Twice has George kissed me, – upon my arrival in Saxony and five days after the birth of my child. It felt like a piece of gritty ice rubbing against my forehead.

CHAPTER III
WEEPING WILLOW – EMBLEM ROYAL

A pious fraud – Theresa Mayer – Character of the Queen – Mopishness rampant.

Castle Wachwitz, March 1, 1893.

Prince Max came unexpectedly. He is studying for the priesthood and looks more sour than his father even. I was in bed, nursing a sick headache, but presuming upon his future clerical dignity, he walked in without ceremony and sat down on a chair near my bed.
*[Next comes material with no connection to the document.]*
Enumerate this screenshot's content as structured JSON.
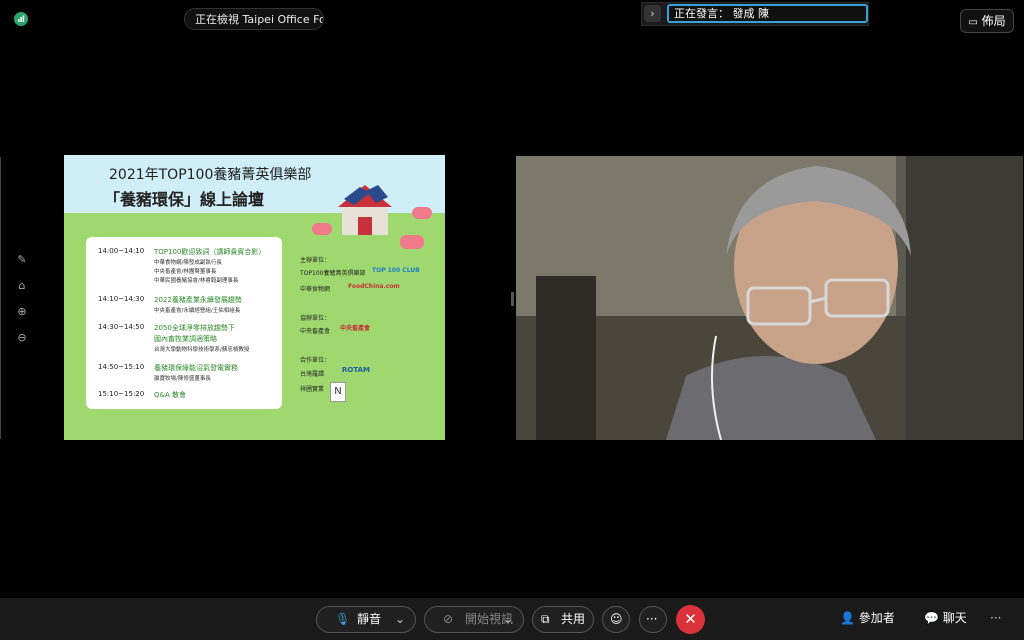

Then he raised his hands in prayer and announced that he had come to assist in my devotions.

"Forget that I am your brother-in-law and cousin," he said; "tell me what's in your heart, Louise, and I will pray to the good God for thee."

"Don't trouble yourself," I replied, "I have a court chaplain charged with these affairs. Rather tell me about the latest comic opera."

"Comic opera!" he stammered. "You don't intend to go to such worldly amusements now that you are a mother?"

"Of course I do. The very day I return to Dresden I will take a look at your girl."

"My – what?" gasped Max.

"Your Theresa – Theresa Mayer. I understand she made a great hit in the Geisha, and everybody approves of your taste, Max."

Max turned red, then green, and I thought to myself what a fool I was. He's a favorite with the King and Queen, and my father-in-law believes every word he says.

Castle Wachwitz, March 10, 1893.

Queen Carola is a good soul though she doesn't dare call her soul her own. I never heard her say "peep" in the presence of his Majesty. She looks forlorn and frightened when King Albert is around.

I like her better since I am a mother, for she loves baby. Yes, though she is a Queen, I saw her actually smile at the child once or twice.

Poor woman, the point of her nose is always red, and, like Father-in-law George, she believes weeping willow the only fit emblem for royalty. The look of the whipped dog is always in her weak eyes.

I am too young and – they do say – too frivolous to stand so much mopishness. These mustard-pots, sedate, grave, wan and long-faced, make me mad. I don't know what to say, – all I can do is try to hide my "un-princess-like" cheerfulness when they are around.

 

I wish I had an ounce or so of diplomacy in my composition. It might enable me to sympathize with the fancied troubles of the Queen and Prince George, but I am incorrigible.